Sul nodo del o dei vicepremier, nel pomeriggio arriva la mossa di Dario Franceschini, meditata e concordata con il segretario dem, Nicola Zingaretti: non prevedere alcun vicepremier da affiancare a Giuseppe Conte e rimettere la palla al centro con i temi del programma. Un “nuovo contributo del Partito Democratico” per superare lo stallo e far decollare il governo Conte 2. Alla base della scelta, viene spiegato da fonti parlamentari, c’è il ritorno di voci insistenti circa una soluzione con il doppio vicepremier, così come era stato con il governo a trazione Lega-M5s. Uno schema sgradito al Partito democratico che vuole varare un governo il più lontano possibile dalla precedente esperienza. Ecco quindi il ‘sacrificio’ messo sul tavolo delle trattative a distanza – per ora – fra Partito Democratico e Movimento 5 Stelle. Un passo anticipato dalle parole pronunciate da alcuni dirigenti dem nelle ultime ore, specie da quelli che hanno partecipato ai tavoli con Conte. Prima Graziano Delrio e poi Andrea Marcucci, i due capigruppo del partito, hanno invitato a non fossilizzarsi sui posti a sedere nel nuovo esecutivo. Marcucci, poi, ha spiegato chiaramente che “non fallirà tutto per Luigi Di Maio. Se il problema è questo, la soluzione si trova”. Ora l’attenzione si sposta sull’altro interlocutore. La domanda che si fanno nel Pd è se Luigi Di Maio accoglierà la proposta o cercherà di rilanciare. E che la mossa di Franceschini fosse concordata sembra dimostrato anche dal post con cui Paolo Gentiloni, presidente dem e dirigente tra i più vicini a Zingaretti in questa fase, condivide la riflessione di Franceschini, seguito poi da quello del segretario: “Un altro contributo del Pd per sbloccare la situazione e aiutare il Governo a decollare”, scrive Zingaretti.

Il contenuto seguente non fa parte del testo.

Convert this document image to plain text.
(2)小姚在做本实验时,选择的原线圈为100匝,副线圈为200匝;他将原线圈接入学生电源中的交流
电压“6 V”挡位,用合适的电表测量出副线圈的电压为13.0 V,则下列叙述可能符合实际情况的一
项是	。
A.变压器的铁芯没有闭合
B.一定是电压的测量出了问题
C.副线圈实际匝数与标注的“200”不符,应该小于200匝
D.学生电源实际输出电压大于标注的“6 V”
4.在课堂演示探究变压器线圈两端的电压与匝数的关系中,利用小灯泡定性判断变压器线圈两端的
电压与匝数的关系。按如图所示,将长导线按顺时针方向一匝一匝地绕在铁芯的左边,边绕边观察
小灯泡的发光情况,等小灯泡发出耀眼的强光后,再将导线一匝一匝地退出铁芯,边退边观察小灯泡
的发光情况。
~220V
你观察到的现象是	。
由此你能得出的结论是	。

L’unica voce che mentre scriviamo si leva pubblicamente dall’interno del M5S è quella di Luigi Paragone, senatore, con un post su facebook: “Luigi Di Maio non piace al Pd perché sta difendendo quello che di buono avevamo fatto nel precedente Governo. Luigi deve rimanere centrale. Anche a Chigi! (E lo dice uno che con Luigi ci ha fatto pure sane litigate)”. Mentre l’agenzia Adn Kronos getta lo sguardo sulla chat frequentata dai parlamentari 5Stelle, e rivela le differenze di posizione. I messaggi, visionati dall’Adnkronos, spaziano dall’irritazione all’insofferenza per lo stallo politico creatosi. “Se hai incaricato Conte, lo lasci lavorare e non lo indebolisci così. Ha ragione chi pensa che vogliamo sabotare tutto per i propri interessi personali…”, attacca un eletto riferendosi a Di Maio e al suo ‘cerchio magico’. Molto critico il commento di una deputata, che chiede: “Alle mie domande di ieri non ho ricevuto risposta. Ci riprovo oggi: il nodo per cui rischia di spezzarsi la corda (e la posta in gioco è la vita di chi abita questo Paese) è la vicepresidenza? Perché la chiediamo a tutti i costi se abbiamo già il nostro premier? E chiediamo la vicepresidenza per Luigi oltre a un ministero?”.  “So di essere impopolare – le fa eco un’altra esponente 5 Stelle – però se Conte fa il primo ministro e Di Maio ha un ministero ed è anche capo politico del Movimento, penso possa bastare. Noi eravamo sempre quelli contro i tanti incarichi, ora invece ne vogliamo sempre 3 o 4 per la stessa persona”. Nella stessa chat, un altro deputato indica Conte come unico punto di riferimento nel confronto con i dem. “Il sì del Pd a Conte – scrive – è evidente e pubblico. Credo che lui ora debba essere il garante rispetto alla trattativa”. Come si vede, il gruppo parlamentare M5S non è proprio così “monolitico” come si vorrebbe far credere.